Picasso
Depressão e terapia
Contardo Calligaris
Quem está no desespero, antes de qualquer consolação, pede que sua dor seja reconhecida
Um dia, ao acordar, um conhecido meu encontrou sua mulher morta, ao seu lado, na cama. À dor de perder sua amada juntou-se o choque de descobri-la já fria e a culpa atormentada por ter dormido na hora em que ela morria.
No velório, muitos amigos e parentes tinham as mesmas palavras de consolação: "Ao menos, ela não sofreu", "É o melhor jeito de morrer...".
Outro conhecido, anos atrás, na Flórida, perdeu sua casa e tudo o que ela continha, num tornado. Alguns dias depois, seus pais foram visitá-lo e confortá-lo; enquanto ele contemplava, com eles, os escombros de sua existência, a mãe disse: "Pelo menos você está são e salvo". E o pai: "Ainda bem que você tem seguro".
São exemplos de "reavaliações" -é assim que a psicologia chama as tentativas, diante de uma catástrofe, de encontrar razões para suavizar o sofrimento do sujeito.
Suspeito que, freqüentemente, as reavaliações facilitem sobretudo a vida de quem as sugere, ou seja, dos amigos e parentes que não estão muito a fim de se debruçar sobre o desespero de quem perdeu seu amor ou suas coisas.
Eles se saem da embaraçosa situação de oferecer pêsames graças a um achado otimista: "Pense bem, no horror, você teve sorte".
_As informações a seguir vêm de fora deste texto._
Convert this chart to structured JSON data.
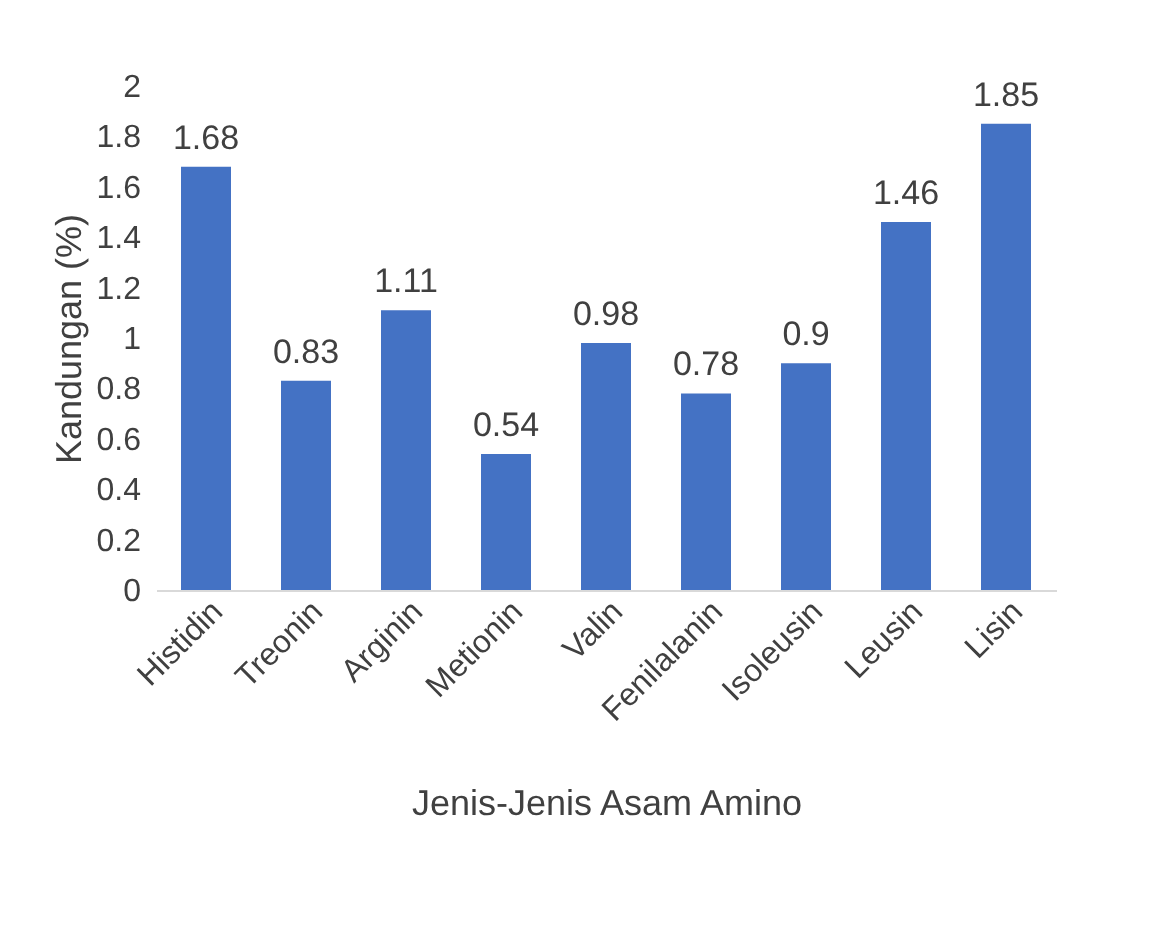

De fato, essas intervenções são quase intoleráveis para os sujeitos que elas deveriam beneficiar. Para quem sofre, só fica uma impressão de escárnio: os outros sequer reconhecem o tamanho de sua perda, de seu dano e de seu luto.
Há especialistas em perdas, danos e luto; são os psicólogos treinados para oferecer assistência imediata às vítimas e aos próximos das vítimas de calamidades (acidentes aéreos, desmoronamentos de túneis do metrô, inundações etc). No Brasil, conheço o Quatro Estações, um instituto que treina e disponibiliza uma rede de psicólogos capazes de prestar assistência urgente em todo o território nacional, ou quase.
Nos EUA, a própria Cruz Vermelha oferece um treinamento específico que qualifica os psicólogos e psicoterapeutas que ela mobiliza em caso de catástrofe. Pois bem, os especialistas em luto são, em princípio, unânimes: quem está no desespero, antes de qualquer consolação, pede que sua perda e sua dor sejam RECONHECIDAS e só depois, eventualmente, suavizadas.
Essa unanimidade encontrou recentemente uma espécie de confirmação experimental indireta. O "Journal of Neuroscience" publicou, em 15 de agosto 2007, uma interessante pesquisa de Tom Johnstone e outros. Foram constituídos dois grupos, um de 21 sujeitos diagnosticados como depressivos graves e um grupo de controle de 18 sujeitos (obviamente, não depressivos). A atividade cerebral de todos os sujeitos foi monitorada por ressonância magnética funcional enquanto lhes era mostrada uma série de imagens, boa parte das quais foram concebidas para produzir preocupação, medo, desespero e tristeza.
Os sujeitos eram também convidados a reavaliar essas imagens deprimentes, ou seja, a reinterpretá-las de maneira a suavizar ou mudar seu impacto negativo.
Deixo de lado a complexa descrição da atividade cerebral constatada nos dois grupos durante a experiência. O que importa aqui é a constatação final: os sujeitos deprimidos, aparentemente, tiveram a maior dificuldade em reavaliar as imagens negativas. Pior, a tarefa de reavaliação que lhes era pedida parecia deprimi-los ainda mais.
É possível imaginar que esta seja uma propriedade dos quadros depressivos: uma incapacidade de reavaliar positivamente o que acontece de negativo. Mas é também possível que a depressão seja aqui apenas um fator, que torna mais aguda a propensão ao desespero e impede de discriminar entre imagens e eventos aflitivos.
Seja como for, a experiência confirma o que já sabíamos: quando alguém sofre, a primeira tarefa dos próximos (e dos profissionais) não é a de consolá-lo sugerindo reavaliações, mas a de ajudá-lo a encarar seu sofrimento assim como ele é.
Mais uma nota: essa constatação é também relevante na hora de administrar a necessária medicação antidepressiva. Talvez os raros efeitos paradoxais dos antidepressivos (o paciente que "estava muito bem" e, de repente, tenta o suicídio) tenham a ver não com o fracasso, mas com o sucesso da medicação, que produziu uma melhora substancial antes que o sujeito tivesse o tempo de dizer sua dor.